Around the turn of the century SCDNR biologists talked with biologists from western states. Those biologists suggested that the coyote issue would stabilize over time.
"One reason we under estimated the impact of coyotes was the deer harvest in many of those states are very conservative by management compared to our very aggressive harvest," Roth said. "We didn't fully comprehend the impact of the conservative-versus-aggressive harvest in terms of managing the herd with the addition of coyotes to the overall management.
"By the time we realized the impact of coyotes in conjunction with the other two issues, the convergence of the three separate issues combined to cause the downward spiral in harvest. We've began decreasing doe days the last several years since we have that authority, but I think we need broad management changes approved by the legislature to properly manage the herd."
Ruth added that legally removing coyotes by trapping and hunting will certainly help, especially in localized areas where it is accomplished. According to the SCDNR survey, deer hunters reported harvesting 31,306 coyotes during the 2014 deer hunting season.

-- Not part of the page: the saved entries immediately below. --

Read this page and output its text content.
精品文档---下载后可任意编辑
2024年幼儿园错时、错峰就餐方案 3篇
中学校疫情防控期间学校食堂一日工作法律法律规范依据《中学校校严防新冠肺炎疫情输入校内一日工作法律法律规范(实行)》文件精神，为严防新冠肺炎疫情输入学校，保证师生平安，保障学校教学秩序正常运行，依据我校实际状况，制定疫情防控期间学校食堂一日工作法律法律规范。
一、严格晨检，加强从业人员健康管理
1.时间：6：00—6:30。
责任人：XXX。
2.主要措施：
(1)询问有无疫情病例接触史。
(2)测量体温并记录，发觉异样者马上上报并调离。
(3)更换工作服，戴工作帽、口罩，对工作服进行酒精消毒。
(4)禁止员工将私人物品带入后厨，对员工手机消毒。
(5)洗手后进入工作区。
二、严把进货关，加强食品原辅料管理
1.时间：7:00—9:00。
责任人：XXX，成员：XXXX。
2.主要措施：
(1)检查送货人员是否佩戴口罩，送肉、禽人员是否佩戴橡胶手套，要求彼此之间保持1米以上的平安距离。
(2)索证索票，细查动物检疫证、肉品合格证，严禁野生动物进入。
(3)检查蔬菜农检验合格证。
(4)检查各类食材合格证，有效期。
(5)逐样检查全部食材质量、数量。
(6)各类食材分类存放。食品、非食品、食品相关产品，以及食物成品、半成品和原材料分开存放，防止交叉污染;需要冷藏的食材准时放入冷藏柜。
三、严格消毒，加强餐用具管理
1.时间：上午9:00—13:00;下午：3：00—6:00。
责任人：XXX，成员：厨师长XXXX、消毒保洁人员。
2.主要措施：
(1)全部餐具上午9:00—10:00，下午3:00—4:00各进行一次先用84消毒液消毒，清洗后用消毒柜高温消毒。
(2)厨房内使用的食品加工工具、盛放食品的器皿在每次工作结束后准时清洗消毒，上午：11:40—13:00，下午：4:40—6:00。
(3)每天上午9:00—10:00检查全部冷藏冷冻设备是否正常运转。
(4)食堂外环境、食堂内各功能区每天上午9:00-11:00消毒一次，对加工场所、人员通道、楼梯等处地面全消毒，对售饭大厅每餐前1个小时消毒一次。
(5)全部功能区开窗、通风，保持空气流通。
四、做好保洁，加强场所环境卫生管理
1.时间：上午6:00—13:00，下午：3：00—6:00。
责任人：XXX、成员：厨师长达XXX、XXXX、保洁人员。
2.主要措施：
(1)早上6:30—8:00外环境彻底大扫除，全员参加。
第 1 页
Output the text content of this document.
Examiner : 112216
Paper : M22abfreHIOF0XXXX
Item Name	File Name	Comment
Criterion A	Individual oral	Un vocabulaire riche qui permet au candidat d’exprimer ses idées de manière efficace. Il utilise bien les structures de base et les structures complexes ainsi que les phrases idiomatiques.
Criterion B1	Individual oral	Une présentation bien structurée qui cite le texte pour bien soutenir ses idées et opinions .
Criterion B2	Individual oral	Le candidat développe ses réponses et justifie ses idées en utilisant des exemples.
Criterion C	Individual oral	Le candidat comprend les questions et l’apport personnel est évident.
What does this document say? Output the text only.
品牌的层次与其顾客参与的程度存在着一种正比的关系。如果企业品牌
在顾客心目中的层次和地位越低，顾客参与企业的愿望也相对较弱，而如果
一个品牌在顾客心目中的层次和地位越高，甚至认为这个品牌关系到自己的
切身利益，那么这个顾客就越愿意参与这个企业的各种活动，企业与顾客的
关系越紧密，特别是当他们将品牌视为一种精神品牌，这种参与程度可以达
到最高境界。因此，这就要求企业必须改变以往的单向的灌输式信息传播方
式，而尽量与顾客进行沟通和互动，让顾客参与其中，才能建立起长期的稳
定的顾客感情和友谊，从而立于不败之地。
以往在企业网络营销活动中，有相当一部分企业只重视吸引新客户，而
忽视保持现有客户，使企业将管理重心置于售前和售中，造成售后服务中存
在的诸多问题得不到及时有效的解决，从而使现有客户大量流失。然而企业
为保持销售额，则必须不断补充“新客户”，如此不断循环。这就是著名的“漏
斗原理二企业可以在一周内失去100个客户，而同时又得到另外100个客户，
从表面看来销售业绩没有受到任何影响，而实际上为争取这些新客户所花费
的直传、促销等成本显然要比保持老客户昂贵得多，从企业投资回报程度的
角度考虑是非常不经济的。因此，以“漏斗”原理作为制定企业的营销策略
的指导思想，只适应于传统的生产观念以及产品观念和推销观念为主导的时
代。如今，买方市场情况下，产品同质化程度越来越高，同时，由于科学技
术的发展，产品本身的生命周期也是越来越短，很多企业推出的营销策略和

However, eliminating the coyote population or reducing the numbers to an extent where they have little impact would be extremely difficult and is not likely to occur. Some very determined stockmen have been trying to eliminate coyotes in the West for 150 years. The coyotes are still there.
Roth says that changing the deer management strategy to adapt is the logical choice.
"Given the data on habitat, declining numbers of deer, and the extremely difficult and high cost of coyote control, it seems apparent that making adjustments to how we manage deer, particularly female deer, is more important now than prior to the colonization of the state by coyotes.
"South Carolina hunters can still enjoy excellent deer hunting and ensure the long term stability of the deer herd with a more conservative management approach," Ruth said.